O mercado da soja encerrou a sexta-feira com alta em Chicago, sustentado pela demanda externa, pela valorização do óleo e pelo avanço do petróleo. Segundo a TF Agroeconômica, o contrato de agosto subiu 0,79%, para US$ 12,0450 por bushel, enquanto setembro avançou 0,70%, a US$ 11,9350.

O óleo de soja para agosto ganhou 3,29%, a 74,81 centavos de dólar por libra-peso, enquanto o farelo caiu 0,84%, para US$ 320,20 por tonelada curta. O movimento recebeu apoio de grandes vendas confirmadas pelo USDA, com 340 mil toneladas destinadas à China, 256,6 mil ao México e 110 mil toneladas para destinos não revelados, todas da safra 2026/27. As previsões de pouca chuva no Cinturão Agrícola dos Estados Unidos também deram suporte, em um cenário no qual 18% da área de soja enfrenta seca.

No Brasil, os preços seguiram firmes em parte das regiões, mas a comercialização permaneceu seletiva. No Rio Grande do Sul, o porto de Rio Grande chegou a R$ 141 por saca, enquanto o interior variou entre R$ 135 e R$ 136. A limitação de espaço nos silos aumentou com o avanço do trigo e da canola, ao mesmo tempo em que os fretes continuaram elevados.
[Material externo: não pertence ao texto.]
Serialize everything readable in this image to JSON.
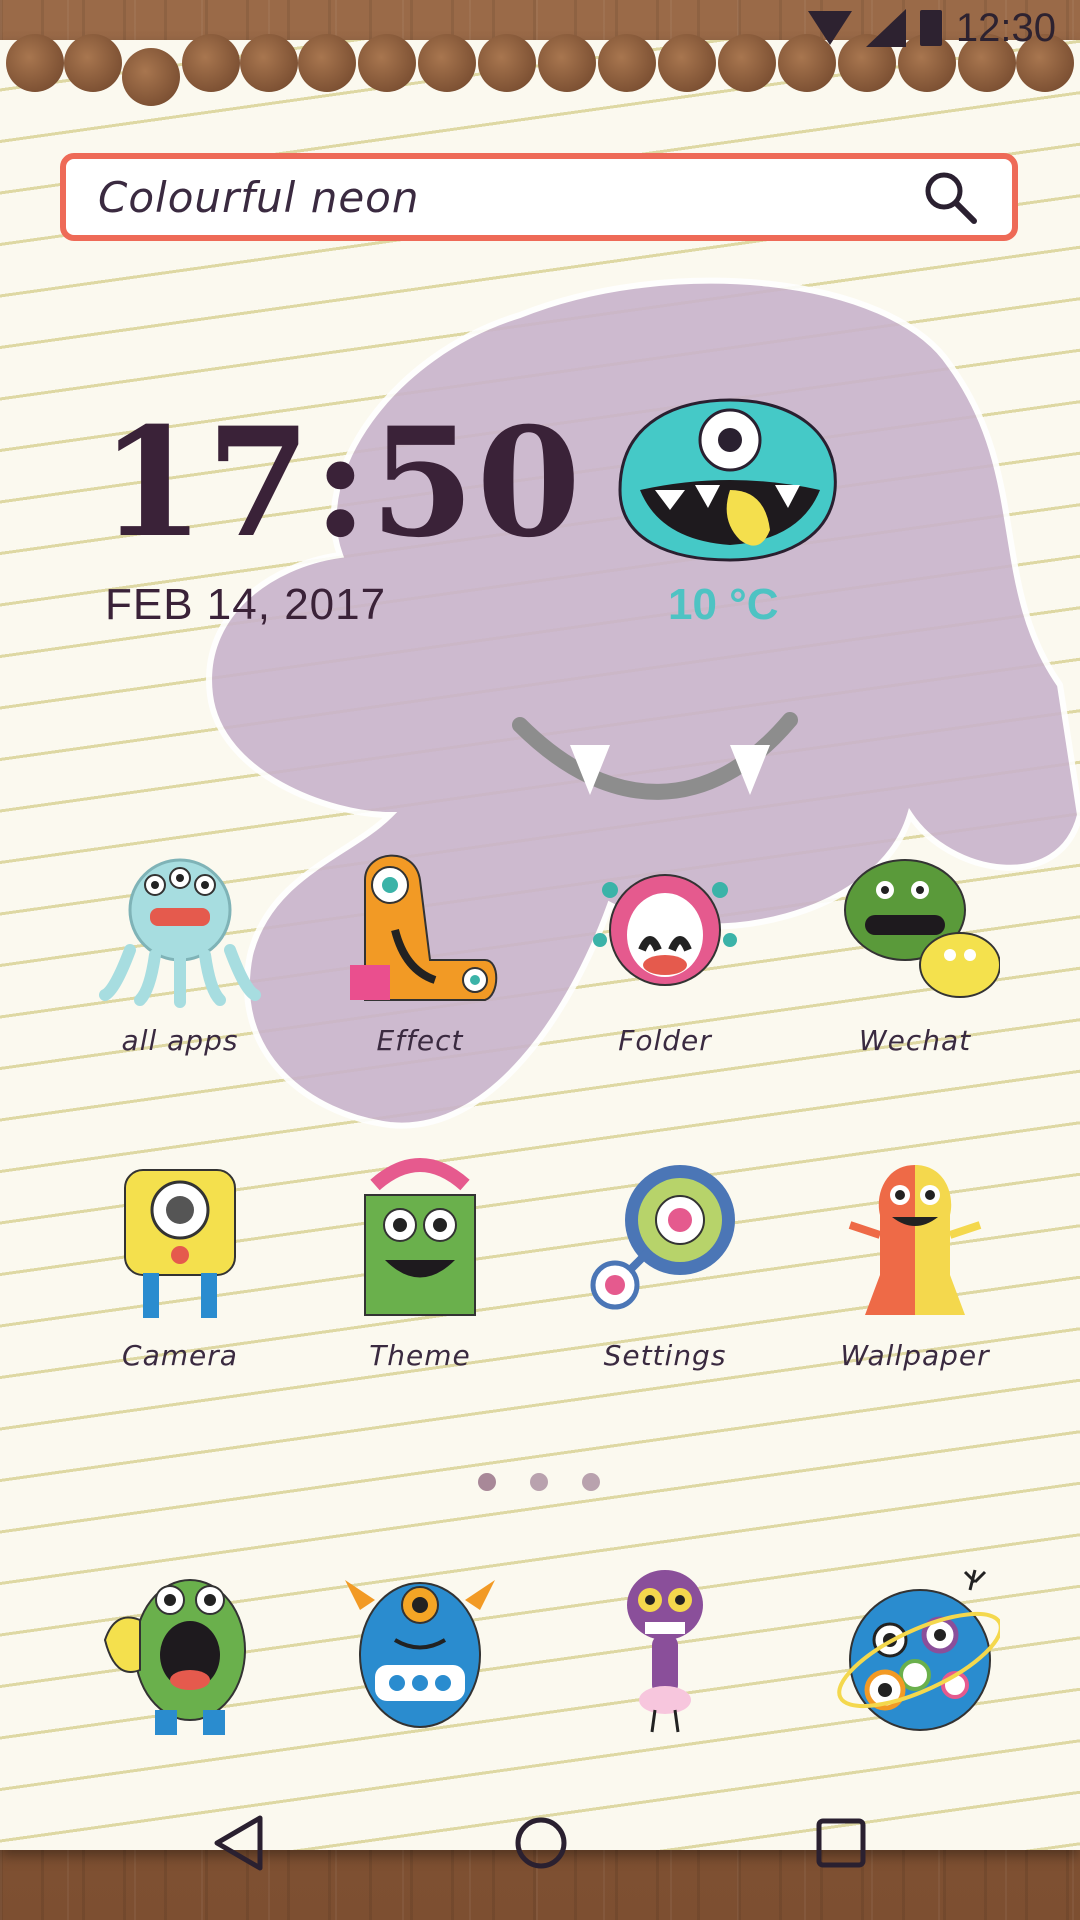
{
  "status_bar": {
    "time": "12:30"
  },
  "search": {
    "text": "Colourful neon",
    "icon": "search-icon"
  },
  "clock": {
    "time": "17:50",
    "date": "FEB 14,  2017"
  },
  "weather": {
    "temperature": "10 °C",
    "icon": "monster-weather-icon"
  },
  "apps_row1": [
    {
      "label": "all apps",
      "icon": "octopus-monster-icon"
    },
    {
      "label": "Effect",
      "icon": "boot-monster-icon"
    },
    {
      "label": "Folder",
      "icon": "pink-monster-icon"
    },
    {
      "label": "Wechat",
      "icon": "green-blob-monster-icon"
    }
  ],
  "apps_row2": [
    {
      "label": "Camera",
      "icon": "camera-monster-icon"
    },
    {
      "label": "Theme",
      "icon": "green-theme-monster-icon"
    },
    {
      "label": "Settings",
      "icon": "gear-monster-icon"
    },
    {
      "label": "Wallpaper",
      "icon": "two-tone-monster-icon"
    }
  ],
  "dock": [
    {
      "icon": "phone-monster-icon"
    },
    {
      "icon": "message-monster-icon"
    },
    {
      "icon": "purple-alien-icon"
    },
    {
      "icon": "planet-monster-icon"
    }
  ],
  "page_indicator": {
    "pages": 3,
    "current": 1
  },
  "navigation": {
    "back": "back-icon",
    "home": "home-icon",
    "recents": "recents-icon"
  },
  "colors": {
    "search_border": "#ee6a57",
    "temp": "#4ec3c3",
    "text": "#3a2238"
  }
}
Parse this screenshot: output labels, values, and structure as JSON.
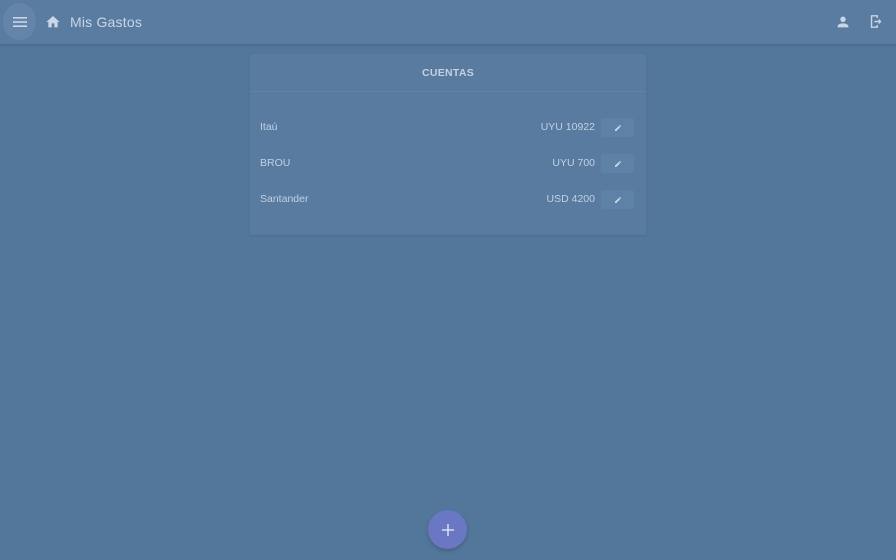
{
  "header": {
    "title": "Mis Gastos",
    "icons": [
      "menu-icon",
      "home-icon",
      "user-icon",
      "logout-icon"
    ]
  },
  "accounts_card": {
    "title": "CUENTAS",
    "accounts": [
      {
        "name": "Itaú",
        "balance": "UYU 10922"
      },
      {
        "name": "BROU",
        "balance": "UYU 700"
      },
      {
        "name": "Santander",
        "balance": "USD 4200"
      }
    ]
  },
  "fab": {
    "label": "+"
  },
  "colors": {
    "background": "#53769b",
    "appbar": "#5a7ca1",
    "card": "#597ba0",
    "text": "#c2d1e3",
    "fab": "#6a78c4"
  }
}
Em Santa Catarina, os negócios ficaram lentos e a falta de armazenagem própria limitou a retenção por produtores familiares. No Paraná, Paranaguá manteve R$ 141 por saca, mas a disputa por espaço com o milho safrinha aumentou a pressão sobre os estoques. Em Mato Grosso do Sul, as cotações oscilaram entre R$ 122,50 e R$ 126, com vendas restritas a lotes estratégicos. Já em Mato Grosso, os preços ficaram entre R$ 117 e R$ 122, sustentados pela demanda das indústrias, embora o recorde do milho intensifique o gargalo de armazenagem e mantenha os fretes em níveis altos.